The Preston Guardian reported great demand for the supply of American beef in the town. The American Fresh Meat Company had opened a shop on Friargate near Walker Street at the beginning of the month and a few days later opened another also on Friargate opposite Orchard Street, and was undercutting local farmers on price and, it boasted, beating them for quality.

Preston shop advert for American meat

The new source, available thanks to refrigeration, was not universally welcomed. At a meeting of the Board of Guardians at the workhouse on Watling Street Road:

The Clerk inquired if American beef would be accepted in the tenders for meat? Upon which Mr. Kay (who represents one of the rural districts) rose, and in an excited manner said: What’s that; American beef! I would not give it to my dog to eat; nasty soft stuff. Mr. Robinson said his experience was that American beef was quite equal to the best English meat. Nothing further was said on the subject.
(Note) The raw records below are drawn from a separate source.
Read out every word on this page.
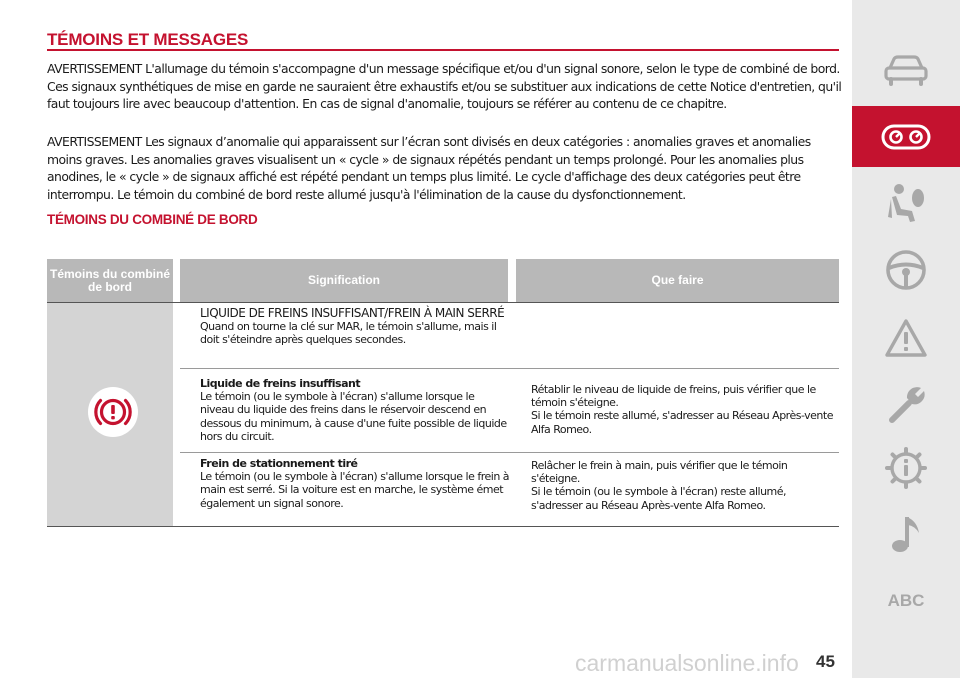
TÉMOINS ET MESSAGES

AVERTISSEMENT L'allumage du témoin s'accompagne d'un message spécifique et/ou d'un signal sonore, selon le type de combiné de bord. Ces signaux synthétiques de mise en garde ne sauraient être exhaustifs et/ou se substituer aux indications de cette Notice d'entretien, qu'il faut toujours lire avec beaucoup d'attention. En cas de signal d'anomalie, toujours se référer au contenu de ce chapitre.

AVERTISSEMENT Les signaux d’anomalie qui apparaissent sur l’écran sont divisés en deux catégories : anomalies graves et anomalies moins graves. Les anomalies graves visualisent un « cycle » de signaux répétés pendant un temps prolongé. Pour les anomalies plus anodines, le « cycle » de signaux affiché est répété pendant un temps plus limité. Le cycle d'affichage des deux catégories peut être interrompu. Le témoin du combiné de bord reste allumé jusqu'à l'élimination de la cause du dysfonctionnement.

TÉMOINS DU COMBINÉ DE BORD
Témoins du combiné de bord	Signification	Que faire
LIQUIDE DE FREINS INSUFFISANT/FREIN À MAIN SERRÉ
Quand on tourne la clé sur MAR, le témoin s'allume, mais il doit s'éteindre après quelques secondes.
Liquide de freins insuffisant
Le témoin (ou le symbole à l'écran) s'allume lorsque le niveau du liquide des freins dans le réservoir descend en dessous du minimum, à cause d'une fuite possible de liquide hors du circuit.
Rétablir le niveau de liquide de freins, puis vérifier que le témoin s'éteigne.
Si le témoin reste allumé, s'adresser au Réseau Après-vente Alfa Romeo.
Frein de stationnement tiré
Le témoin (ou le symbole à l'écran) s'allume lorsque le frein à main est serré. Si la voiture est en marche, le système émet également un signal sonore.
Relâcher le frein à main, puis vérifier que le témoin s'éteigne.
Si le témoin (ou le symbole à l'écran) reste allumé, s'adresser au Réseau Après-vente Alfa Romeo.
45
carmanualsonline.info
ABC
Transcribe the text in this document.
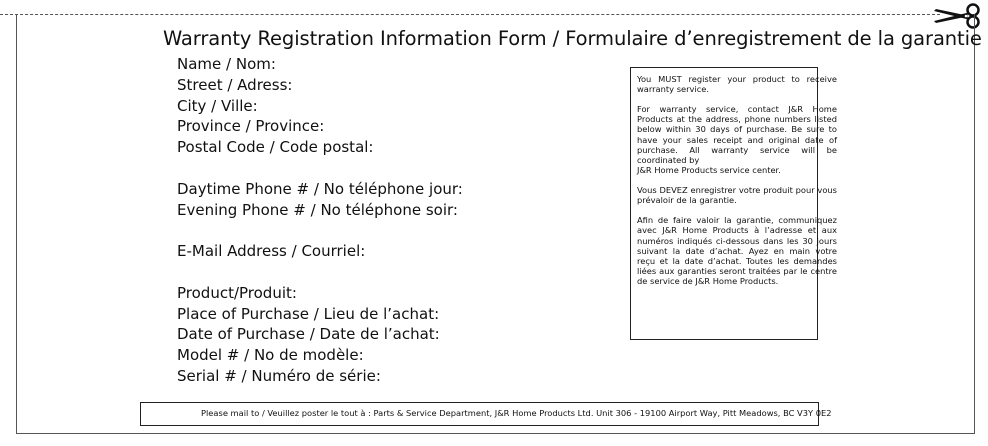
Warranty Registration Information Form / Formulaire d’enregistrement de la garantie
Name / Nom:
Street / Adress:
City / Ville:
Province / Province:
Postal Code / Code postal:
Daytime Phone # / No téléphone jour:
Evening Phone # / No téléphone soir:
E-Mail Address / Courriel:
Product/Produit:
Place of Purchase / Lieu de l’achat:
Date of Purchase / Date de l’achat:
Model # / No de modèle:
Serial # / Numéro de série:

You MUST register your product to receive warranty service.

For warranty service, contact J&R Home Products at the address, phone numbers listed below within 30 days of purchase. Be sure to have your sales receipt and original date of purchase. All warranty service will be coordinated by
J&R Home Products service center.

Vous DEVEZ enregistrer votre produit pour vous prévaloir de la garantie.

Afin de faire valoir la garantie, communiquez avec J&R Home Products à l’adresse et aux numéros indiqués ci-dessous dans les 30 jours suivant la date d’achat. Ayez en main votre reçu et la date d’achat. Toutes les demandes liées aux garanties seront traitées par le centre de service de J&R Home Products.

Please mail to / Veuillez poster le tout à : Parts & Service Department, J&R Home Products Ltd. Unit 306 - 19100 Airport Way, Pitt Meadows, BC V3Y 0E2
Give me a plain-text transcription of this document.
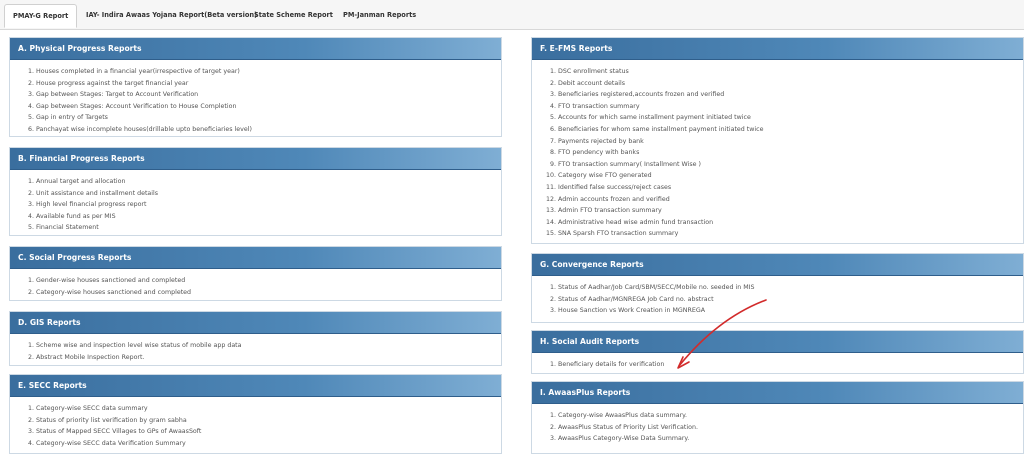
PMAY-G Report	IAY- Indira Awaas Yojana Report(Beta version)
State Scheme Report	PM-Janman Reports
A. Physical Progress Reports
1. Houses completed in a financial year(irrespective of target year)
2. House progress against the target financial year
3. Gap between Stages: Target to Account Verification
4. Gap between Stages: Account Verification to House Completion
5. Gap in entry of Targets
6. Panchayat wise incomplete houses(drillable upto beneficiaries level)
B. Financial Progress Reports
1. Annual target and allocation
2. Unit assistance and installment details
3. High level financial progress report
4. Available fund as per MIS
5. Financial Statement
C. Social Progress Reports
1. Gender-wise houses sanctioned and completed
2. Category-wise houses sanctioned and completed
D. GIS Reports
1. Scheme wise and inspection level wise status of mobile app data
2. Abstract Mobile Inspection Report.
E. SECC Reports
1. Category-wise SECC data summary
2. Status of priority list verification by gram sabha
3. Status of Mapped SECC Villages to GPs of AwaasSoft
4. Category-wise SECC data Verification Summary
F. E-FMS Reports
1. DSC enrollment status
2. Debit account details
3. Beneficiaries registered,accounts frozen and verified
4. FTO transaction summary
5. Accounts for which same installment payment initiated twice
6. Beneficiaries for whom same installment payment initiated twice
7. Payments rejected by bank
8. FTO pendency with banks
9. FTO transaction summary( Installment Wise )
10. Category wise FTO generated
11. Identified false success/reject cases
12. Admin accounts frozen and verified
13. Admin FTO transaction summary
14. Administrative head wise admin fund transaction
15. SNA Sparsh FTO transaction summary
G. Convergence Reports
1. Status of Aadhar/Job Card/SBM/SECC/Mobile no. seeded in MIS
2. Status of Aadhar/MGNREGA Job Card no. abstract
3. House Sanction vs Work Creation in MGNREGA
H. Social Audit Reports
1. Beneficiary details for verification
I. AwaasPlus Reports
1. Category-wise AwaasPlus data summary.
2. AwaasPlus Status of Priority List Verification.
3. AwaasPlus Category-Wise Data Summary.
Mr Kay’s disparagement of the imported meat provoked a prompt response from a correspondent to the Preston Chronicle:

If the food be not fit for dogs it is quite just that it should not be offered to paupers. I should, however, be glad to know upon what grounds he condemns it so utterly. Personally, I am a fastidious feeder, that is, I require my food to be sound, fresh, and of good quality; but after two trials of American I am convinced that it is superior to English over-fed beef, that costs threepence per pound more, as a dish for the working-man.

Now if the ratepayers find American beef suitable for them, surely rate-eaters could not grumble at its being offered to them. In this case, however, it is one of the Guardians who condemns the food without giving the paupers the opportunity of judging on the subject, besides which he describes it as unfit for dogs, that is, it is worse than carrion.
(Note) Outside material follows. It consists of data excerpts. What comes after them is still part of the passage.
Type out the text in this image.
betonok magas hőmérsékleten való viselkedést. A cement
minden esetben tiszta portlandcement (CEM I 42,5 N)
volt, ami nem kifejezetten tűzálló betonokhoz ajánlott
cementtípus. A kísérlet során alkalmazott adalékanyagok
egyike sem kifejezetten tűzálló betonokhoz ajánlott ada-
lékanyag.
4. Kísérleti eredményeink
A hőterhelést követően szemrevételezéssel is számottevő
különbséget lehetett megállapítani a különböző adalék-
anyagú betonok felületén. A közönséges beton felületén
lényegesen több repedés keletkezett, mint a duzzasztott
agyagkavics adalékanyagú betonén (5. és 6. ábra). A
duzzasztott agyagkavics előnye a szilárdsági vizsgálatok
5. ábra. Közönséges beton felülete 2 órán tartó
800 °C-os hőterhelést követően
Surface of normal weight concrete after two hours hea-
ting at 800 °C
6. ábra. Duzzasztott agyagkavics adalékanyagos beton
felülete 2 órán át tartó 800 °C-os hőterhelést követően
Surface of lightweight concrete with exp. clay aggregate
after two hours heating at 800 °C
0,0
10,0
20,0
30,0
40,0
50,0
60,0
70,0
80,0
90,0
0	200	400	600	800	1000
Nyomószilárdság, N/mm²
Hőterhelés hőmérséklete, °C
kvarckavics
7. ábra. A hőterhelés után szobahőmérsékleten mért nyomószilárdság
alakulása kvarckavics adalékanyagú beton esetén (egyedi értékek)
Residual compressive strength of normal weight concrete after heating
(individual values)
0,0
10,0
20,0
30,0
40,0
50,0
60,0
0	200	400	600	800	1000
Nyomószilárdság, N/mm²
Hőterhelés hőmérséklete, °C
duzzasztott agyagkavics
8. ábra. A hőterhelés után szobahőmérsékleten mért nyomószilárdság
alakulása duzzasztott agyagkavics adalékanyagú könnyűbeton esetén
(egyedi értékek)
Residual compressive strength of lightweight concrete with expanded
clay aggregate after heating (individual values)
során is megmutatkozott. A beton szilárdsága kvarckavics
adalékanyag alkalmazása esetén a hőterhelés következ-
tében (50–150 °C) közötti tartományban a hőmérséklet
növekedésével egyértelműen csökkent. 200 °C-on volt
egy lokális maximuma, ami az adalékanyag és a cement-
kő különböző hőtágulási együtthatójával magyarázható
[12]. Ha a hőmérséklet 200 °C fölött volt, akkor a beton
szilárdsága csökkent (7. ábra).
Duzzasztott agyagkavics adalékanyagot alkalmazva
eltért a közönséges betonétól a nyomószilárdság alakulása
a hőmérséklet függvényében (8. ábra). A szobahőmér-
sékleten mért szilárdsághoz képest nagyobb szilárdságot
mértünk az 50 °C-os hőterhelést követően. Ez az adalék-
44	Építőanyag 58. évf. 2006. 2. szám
Now as Mr. Kay happens to be the only man who seems aware of its bad quality, he is either more shrewd than his compeers or more biased. The fact that several ship loads come into Liverpool weekly is ample proof that its quality is appreciated by numbers of people, and the still more important fact that no one who has given it a fair trial condemns it, is a convincing proof that Mr. Kay is unjust in his judgment. I should say that he has not tried it …

… Mr. Kay, I believe, is “a country Guardian” and probably is a producer of beef, hence the reason of his jealousy of foreign competition is apparent. Could you, sir, tell me whom the Guardians are supposed to serve, and whose interests should be the first looked after? In my opinion if farmer Guardians would not buy for the union in the cheapest market, they are neither looking after the interests of the ratepayers nor the good of the poor.

In defence of Mr Kay, it should be pointed out that there were several reports in the local papers at that time of butchers being prosecuted for selling American beef unfit for human consumption.

2 thoughts on “On this day … 21 February 1877

  1. Assuming that horse and cart would have been all that was available in the 1870’s to transport this beef from Liverpool, how many hours would that have taken? It might well have been a bit soggy by time of arrival in Preston. I’m assuming, again, that this was before the invention of electric mobile freezers and that road transport of meat therefore, was Ice dependent.